As far as tax burden goes, the City has already budgeted the four levies required under the current plan into its future plans and under current plans, can get the pool built with no noticeable tax increase - in fact, according to numbers presented at the meetings, some ratepayers may see slight savings.

"We can bring the pool online, we can be fully functioning and you won't be looking at any high tax increase," Brown said.

"In the 2022 taxes, we increased the special service levy and we ended up with a 16.83 mill rate. In 2024, when the pool is open, we will have reduced our debenture debt by about $400,000. We will probably incur a $377,000 pool subsidy based on our work with the new size of the pool. In 2024, with the pool operating and the pool subsidy included, the mill rate is 16.79. A house with a $50,000 assessment actually saves two dollars in taxes a year."

Operating costs for the new pool are expected to be well below those of the previous Aqua Centre. A new building is expected to be more energy efficient and less in need of constant repairs, as the former pool complex was in its later years.

"Once the capital project is done, the operating will actually be less than the old Aqua Centre. That's good news - that's one of the benefits of the reduced scope," said Huntley.



Around 40 people attended the meeting and asked questions to city staff and to council, with some attendees asking about what the pool may cost, the infrastructure surrounding it and what a pool or may not have.

"I'm very excited that we have a pool, but I'm very disappointed that we don't have a sauna," one woman in attendance said.

Smith said adding a sauna could still happen later in the plans, with councillor Karen MacKinnon - one of the project's biggest proponents on council - confirming that a sauna hasn't been totally ruled out.

"That is a possibility for an add-on. It's a very minimal price to add in a sauna. If that's something that a new council decides on, since this is moving past the next election, it could go in," Smith said.

"I have fought for it, believe me," MacKinnon said.

"The decision to go ahead with a pool with what we really need, that's the most important. I would absolutely love to have a sauna. If we're fundraising and we go over, it's an option that can be added to it."

One attendee asked if the Joe Brain Petting Zoo would be back in operation next year - the zoo was closed this summer due to concerns about construction with the pool, back when the Willow Park site was the only site considered. With that site now not being the project's focus, Smith said that the City would have to decide on bringing the zoo back for next summer.

"The only reason why it wasn't there this year is because we assumed that this project was going in there and then, within the last month or so, we had to change plans fairly quickly," said Smith. 

"At the end of the day, that's going to be up to the new council and whatever the priorities are for everyone here.
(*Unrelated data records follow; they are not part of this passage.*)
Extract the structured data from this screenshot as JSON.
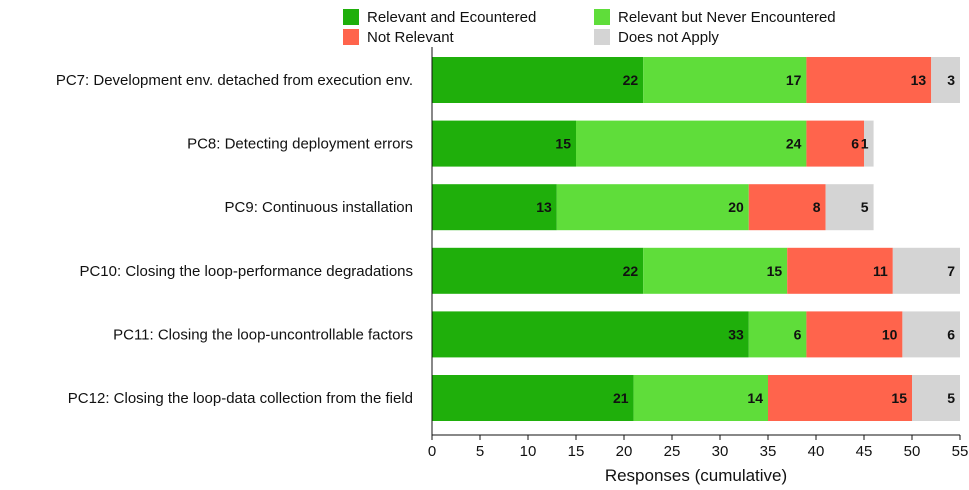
{
  "chart_data": {
    "type": "bar",
    "orientation": "horizontal",
    "stacked": true,
    "categories": [
      "PC7: Development env. detached from execution env.",
      "PC8: Detecting deployment errors",
      "PC9: Continuous installation",
      "PC10: Closing the loop-performance degradations",
      "PC11: Closing the loop-uncontrollable factors",
      "PC12: Closing the loop-data collection from the field"
    ],
    "series": [
      {
        "name": "Relevant and Ecountered",
        "color": "#1faf0b",
        "values": [
          22,
          15,
          13,
          22,
          33,
          21
        ]
      },
      {
        "name": "Relevant but Never Encountered",
        "color": "#5fdd3a",
        "values": [
          17,
          24,
          20,
          15,
          6,
          14
        ]
      },
      {
        "name": "Not Relevant",
        "color": "#ff644c",
        "values": [
          13,
          6,
          8,
          11,
          10,
          15
        ]
      },
      {
        "name": "Does not Apply",
        "color": "#d4d4d4",
        "values": [
          3,
          1,
          5,
          7,
          6,
          5
        ]
      }
    ],
    "xlabel": "Responses (cumulative)",
    "ylabel": "",
    "xlim": [
      0,
      55
    ],
    "xticks": [
      0,
      5,
      10,
      15,
      20,
      25,
      30,
      35,
      40,
      45,
      50,
      55
    ],
    "grid": false,
    "legend_position": "top"
  }
}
The community gets to decide that, you guys decide your council members."

Another attendee asked about training lifeguards for a new pool. Smith responded that a training program was in the works that would see lifeguards trained in The Pas at the Winton Pool - currently the only pool of its kind in northern Manitoba - in the run-up to the new pool opening.

Other attendees asked about whether the City's water and sewer infrastructure would sustain having a new pool facility at the location, as residents of Aspen Grove and Parkway Boulevard have been dealing with sewer backups in recent years. The City and the Manitoba Water Services Board are both funding repairs to the pipes in the area, with a total cost of around $1.6 million expected - the City would pay about $400,000 of that cost, which has been included in this year's budget.